In the introduction portion of this two-part book, Geisler examines the realities of the Christian faith, including the existence of God, the reality of truth, the nature of revelation, and guidelines for interpretation.
From a precursory glance at the material, one would think that it were a true theological discussion. It is arranged to look as if it is, with the prolegomena, theology proper & creation, soteriology & ecclesiology & eschatology. But on a closer reading, it begins to become clear that it is more theological proposition and theological answer to 'said' question. He quotes a lot of evidence from Christian based texts such as Reformation and post-Reformation era Christian writers, and at times modern Christian writers on the subject. What is missing is a deeper discussion and expression of critical thinking on the subject. To simply regurgitate what others have said, is not a theological discussion but more a reference volume on what others have thought about the topics given.

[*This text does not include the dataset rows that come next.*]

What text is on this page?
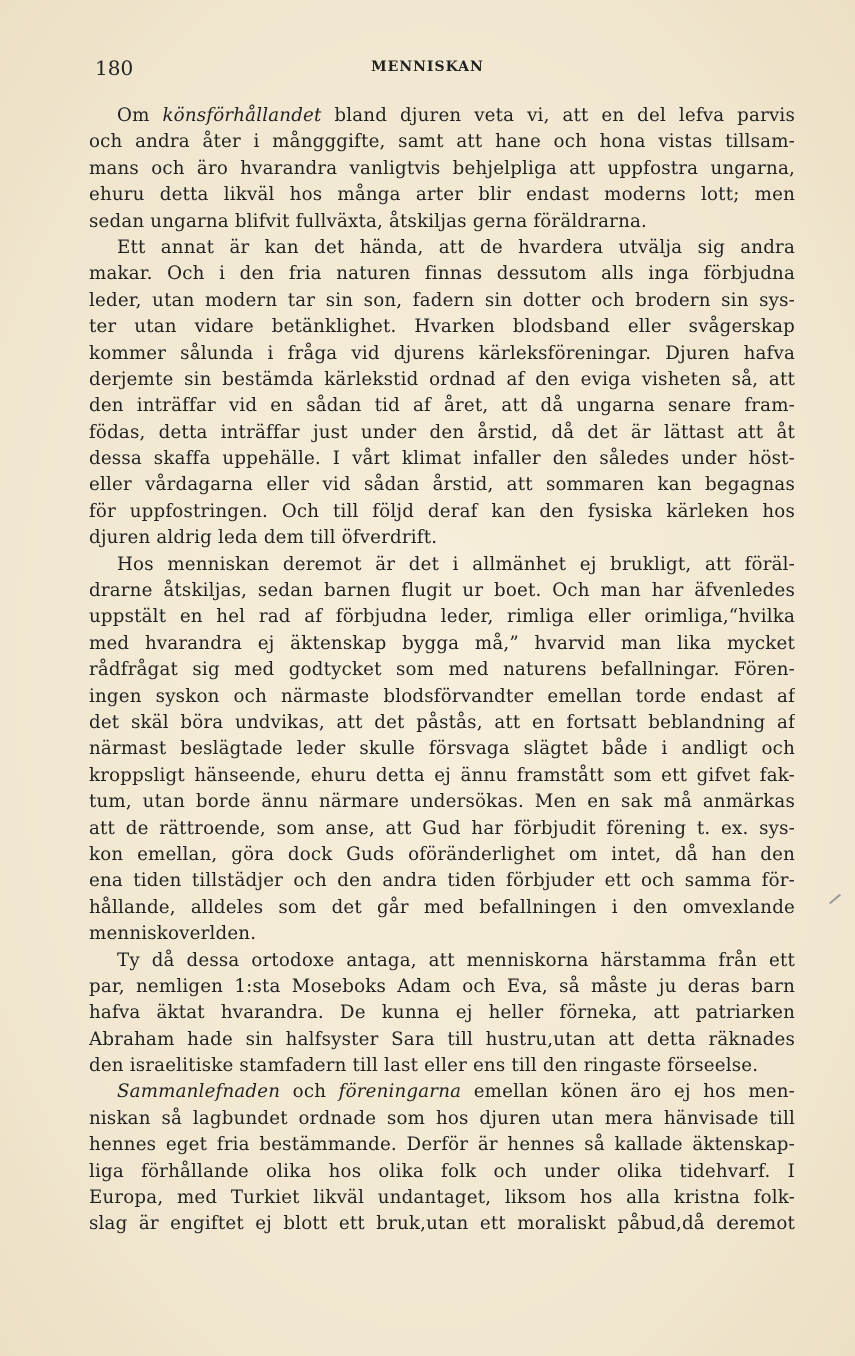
180	MENNISKAN
Om könsförhållandet bland djuren veta vi, att en del lefva parvis
och andra åter i mångggifte, samt att hane och hona vistas tillsam-
mans och äro hvarandra vanligtvis behjelpliga att uppfostra ungarna,
ehuru detta likväl hos många arter blir endast moderns lott; men
sedan ungarna blifvit fullväxta, åtskiljas gerna föräldrarna.
Ett annat är kan det hända, att de hvardera utvälja sig andra
makar. Och i den fria naturen finnas dessutom alls inga förbjudna
leder, utan modern tar sin son, fadern sin dotter och brodern sin sys-
ter utan vidare betänklighet. Hvarken blodsband eller svågerskap
kommer sålunda i fråga vid djurens kärleksföreningar. Djuren hafva
derjemte sin bestämda kärlekstid ordnad af den eviga visheten så, att
den inträffar vid en sådan tid af året, att då ungarna senare fram-
födas, detta inträffar just under den årstid, då det är lättast att åt
dessa skaffa uppehälle. I vårt klimat infaller den således under höst-
eller vårdagarna eller vid sådan årstid, att sommaren kan begagnas
för uppfostringen. Och till följd deraf kan den fysiska kärleken hos
djuren aldrig leda dem till öfverdrift.
Hos menniskan deremot är det i allmänhet ej brukligt, att föräl-
drarne åtskiljas, sedan barnen flugit ur boet. Och man har äfvenledes
uppstält en hel rad af förbjudna leder, rimliga eller orimliga,“hvilka
med hvarandra ej äktenskap bygga må,” hvarvid man lika mycket
rådfrågat sig med godtycket som med naturens befallningar. Fören-
ingen syskon och närmaste blodsförvandter emellan torde endast af
det skäl böra undvikas, att det påstås, att en fortsatt beblandning af
närmast beslägtade leder skulle försvaga slägtet både i andligt och
kroppsligt hänseende, ehuru detta ej ännu framstått som ett gifvet fak-
tum, utan borde ännu närmare undersökas. Men en sak må anmärkas
att de rättroende, som anse, att Gud har förbjudit förening t. ex. sys-
kon emellan, göra dock Guds oföränderlighet om intet, då han den
ena tiden tillstädjer och den andra tiden förbjuder ett och samma för-
hållande, alldeles som det går med befallningen i den omvexlande
menniskoverlden.
Ty då dessa ortodoxe antaga, att menniskorna härstamma från ett
par, nemligen 1:sta Moseboks Adam och Eva, så måste ju deras barn
hafva äktat hvarandra. De kunna ej heller förneka, att patriarken
Abraham hade sin halfsyster Sara till hustru,utan att detta räknades
den israelitiske stamfadern till last eller ens till den ringaste förseelse.
Sammanlefnaden och föreningarna emellan könen äro ej hos men-
niskan så lagbundet ordnade som hos djuren utan mera hänvisade till
hennes eget fria bestämmande. Derför är hennes så kallade äktenskap-
liga förhållande olika hos olika folk och under olika tidehvarf. I
Europa, med Turkiet likväl undantaget, liksom hos alla kristna folk-
slag är engiftet ej blott ett bruk,utan ett moraliskt påbud,då deremot
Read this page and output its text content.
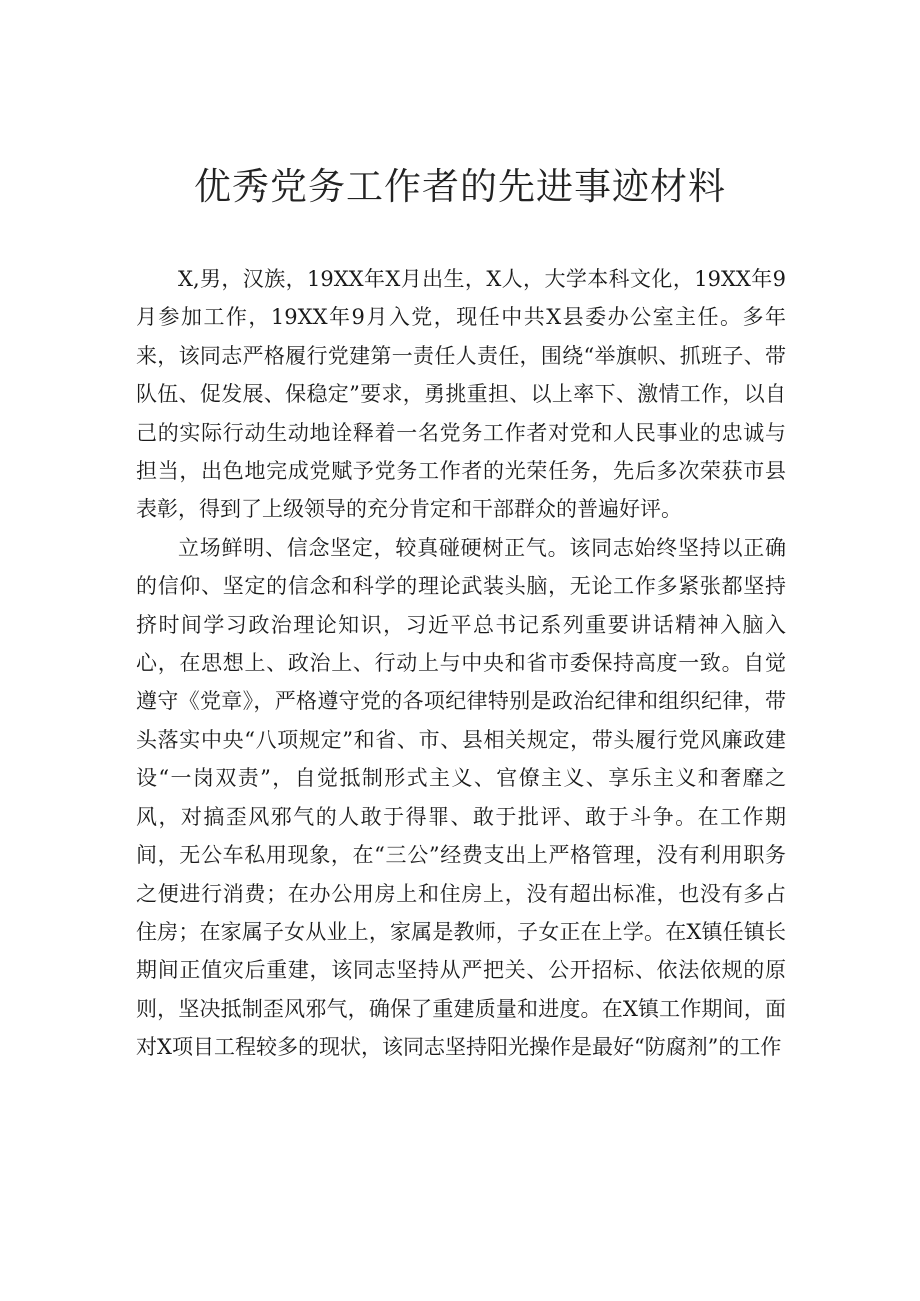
优秀党务工作者的先进事迹材料

X,男，汉族，19XX年X月出生，X人，大学本科文化，19XX年9月参加工作，19XX年9月入党，现任中共X县委办公室主任。多年来，该同志严格履行党建第一责任人责任，围绕“举旗帜、抓班子、带队伍、促发展、保稳定”要求，勇挑重担、以上率下、激情工作，以自己的实际行动生动地诠释着一名党务工作者对党和人民事业的忠诚与担当，出色地完成党赋予党务工作者的光荣任务，先后多次荣获市县表彰，得到了上级领导的充分肯定和干部群众的普遍好评。

立场鲜明、信念坚定，较真碰硬树正气。该同志始终坚持以正确的信仰、坚定的信念和科学的理论武装头脑，无论工作多紧张都坚持挤时间学习政治理论知识，习近平总书记系列重要讲话精神入脑入心，在思想上、政治上、行动上与中央和省市委保持高度一致。自觉遵守《党章》，严格遵守党的各项纪律特别是政治纪律和组织纪律，带头落实中央“八项规定”和省、市、县相关规定，带头履行党风廉政建设“一岗双责”，自觉抵制形式主义、官僚主义、享乐主义和奢靡之风，对搞歪风邪气的人敢于得罪、敢于批评、敢于斗争。在工作期间，无公车私用现象，在“三公”经费支出上严格管理，没有利用职务之便进行消费；在办公用房上和住房上，没有超出标准，也没有多占住房；在家属子女从业上，家属是教师，子女正在上学。在X镇任镇长期间正值灾后重建，该同志坚持从严把关、公开招标、依法依规的原则，坚决抵制歪风邪气，确保了重建质量和进度。在X镇工作期间，面对X项目工程较多的现状，该同志坚持阳光操作是最好“防腐剂”的工作
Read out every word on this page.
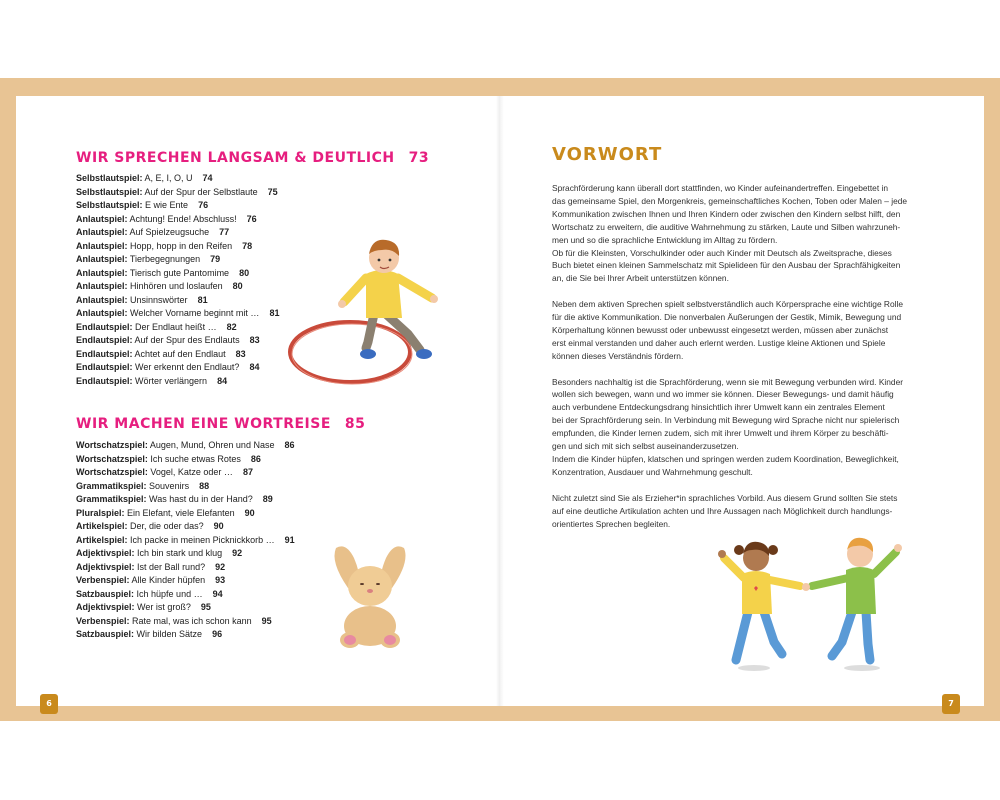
WIR SPRECHEN LANGSAM & DEUTLICH 73
Selbstlautspiel: A, E, I, O, U 74
Selbstlautspiel: Auf der Spur der Selbstlaute 75
Selbstlautspiel: E wie Ente 76
Anlautspiel: Achtung! Ende! Abschluss! 76
Anlautspiel: Auf Spielzeugsuche 77
Anlautspiel: Hopp, hopp in den Reifen 78
Anlautspiel: Tierbegegnungen 79
Anlautspiel: Tierisch gute Pantomime 80
Anlautspiel: Hinhören und loslaufen 80
Anlautspiel: Unsinnswörter 81
Anlautspiel: Welcher Vorname beginnt mit … 81
Endlautspiel: Der Endlaut heißt … 82
Endlautspiel: Auf der Spur des Endlauts 83
Endlautspiel: Achtet auf den Endlaut 83
Endlautspiel: Wer erkennt den Endlaut? 84
Endlautspiel: Wörter verlängern 84
WIR MACHEN EINE WORTREISE 85
Wortschatzspiel: Augen, Mund, Ohren und Nase 86
Wortschatzspiel: Ich suche etwas Rotes 86
Wortschatzspiel: Vogel, Katze oder … 87
Grammatikspiel: Souvenirs 88
Grammatikspiel: Was hast du in der Hand? 89
Pluralspiel: Ein Elefant, viele Elefanten 90
Artikelspiel: Der, die oder das? 90
Artikelspiel: Ich packe in meinen Picknickkorb … 91
Adjektivspiel: Ich bin stark und klug 92
Adjektivspiel: Ist der Ball rund? 92
Verbenspiel: Alle Kinder hüpfen 93
Satzbauspiel: Ich hüpfe und … 94
Adjektivspiel: Wer ist groß? 95
Verbenspiel: Rate mal, was ich schon kann 95
Satzbauspiel: Wir bilden Sätze 96
VORWORT

Sprachförderung kann überall dort stattfinden, wo Kinder aufeinandertreffen. Eingebettet in
das gemeinsame Spiel, den Morgenkreis, gemeinschaftliches Kochen, Toben oder Malen – jede
Kommunikation zwischen Ihnen und Ihren Kindern oder zwischen den Kindern selbst hilft, den
Wortschatz zu erweitern, die auditive Wahrnehmung zu stärken, Laute und Silben wahrzuneh-
men und so die sprachliche Entwicklung im Alltag zu fördern.
Ob für die Kleinsten, Vorschulkinder oder auch Kinder mit Deutsch als Zweitsprache, dieses
Buch bietet einen kleinen Sammelschatz mit Spielideen für den Ausbau der Sprachfähigkeiten
an, die Sie bei Ihrer Arbeit unterstützen können.

Neben dem aktiven Sprechen spielt selbstverständlich auch Körpersprache eine wichtige Rolle
für die aktive Kommunikation. Die nonverbalen Äußerungen der Gestik, Mimik, Bewegung und
Körperhaltung können bewusst oder unbewusst eingesetzt werden, müssen aber zunächst
erst einmal verstanden und daher auch erlernt werden. Lustige kleine Aktionen und Spiele
können dieses Verständnis fördern.

Besonders nachhaltig ist die Sprachförderung, wenn sie mit Bewegung verbunden wird. Kinder
wollen sich bewegen, wann und wo immer sie können. Dieser Bewegungs- und damit häufig
auch verbundene Entdeckungsdrang hinsichtlich ihrer Umwelt kann ein zentrales Element
bei der Sprachförderung sein. In Verbindung mit Bewegung wird Sprache nicht nur spielerisch
empfunden, die Kinder lernen zudem, sich mit ihrer Umwelt und ihrem Körper zu beschäfti-
gen und sich mit sich selbst auseinanderzusetzen.
Indem die Kinder hüpfen, klatschen und springen werden zudem Koordination, Beweglichkeit,
Konzentration, Ausdauer und Wahrnehmung geschult.

Nicht zuletzt sind Sie als Erzieher*in sprachliches Vorbild. Aus diesem Grund sollten Sie stets
auf eine deutliche Artikulation achten und Ihre Aussagen nach Möglichkeit durch handlungs-
orientiertes Sprechen begleiten.

6	7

There is one area that was of interest, however, and that was the smallish section on miracles. (might not be in volume 1). He lists miracles and what the common arguments are toward them; and in this he braves some philosophical discussion that gives the reader something to sink his/her mental teeth into. But, then he digresses shortly thereafter (chasing philosophical rabbits when he lambasts Hume or Kant)
It is also quite easy to see which side of the issue Geisler is on. It has been said that he is a dispensationalist and quite likely a Thomistic philosopher, and given that, even his first volume is riddled with claims that are only half backed up with anything approaching validity.